Masks requirements have also changed frequently—when we arrived July 22, masks were optional and hardly anyone was wearing them. Starting today, masks are once again required in indoor spaces, although when we went to the grocery store this morning only about half the customers were wearing them. We weren’t wearing our masks in the store because we didn’t know about the new mandate. Did the people in the grocery store this morning think we were assholes? We didn’t mean to be! We just didn’t know!
We’re trying really hard to not be assholes. Truly we are.
Thanks for listening.
Now that I’ve gotten this confession off my chest, maybe I can cook the arctic cod in the fridge and my family can eat dinner together, and afterwards maybe I can blog about how we, the worst fisherpeople in the world, managed to catch a couple of big ol’ fish, then didn’t have any place to cook them, so we begged a woman at an rv park for some tin foil, then wrapped the fillets up like a chicken and hid it in the hostel’s refrigerator.

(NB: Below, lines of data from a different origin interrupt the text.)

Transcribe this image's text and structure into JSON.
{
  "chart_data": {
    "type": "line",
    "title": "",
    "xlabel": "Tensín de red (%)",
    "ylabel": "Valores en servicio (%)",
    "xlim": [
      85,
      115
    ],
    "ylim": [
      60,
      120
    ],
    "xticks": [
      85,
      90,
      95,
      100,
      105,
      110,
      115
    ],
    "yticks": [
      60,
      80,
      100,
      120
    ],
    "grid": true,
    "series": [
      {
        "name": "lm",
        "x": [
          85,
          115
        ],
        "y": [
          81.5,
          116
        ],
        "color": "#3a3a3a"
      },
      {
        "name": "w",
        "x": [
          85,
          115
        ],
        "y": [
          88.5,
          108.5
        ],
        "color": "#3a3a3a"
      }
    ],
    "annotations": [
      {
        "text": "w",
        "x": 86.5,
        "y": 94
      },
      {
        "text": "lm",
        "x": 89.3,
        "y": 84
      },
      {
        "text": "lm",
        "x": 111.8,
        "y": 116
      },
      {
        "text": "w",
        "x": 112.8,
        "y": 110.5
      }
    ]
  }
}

Oh also, remember the man from the first paragraph who lit his novel on fire? After he got out of the hospital and moved back in with his forgiving family, he met a magical rat who promised to help him complete his novel in exchange for the death of someone he cared about. Of course, the man agreed because he wanted to write a novel and because he didn’t believe in magical rats, even though one was standing right in front of him.
You can probably guess that what happened next wasn’t all peaches and cream.
And maybe that man’s life would have turned out better if he had told the rat to shut up and then taken a vacation to Iceland with his family, instead of trying to be a writer at any cost. Or maybe his wife should have never let him come back home after that fire. But we’ll never know, because that’s how both fiction AND real life works. We just never know.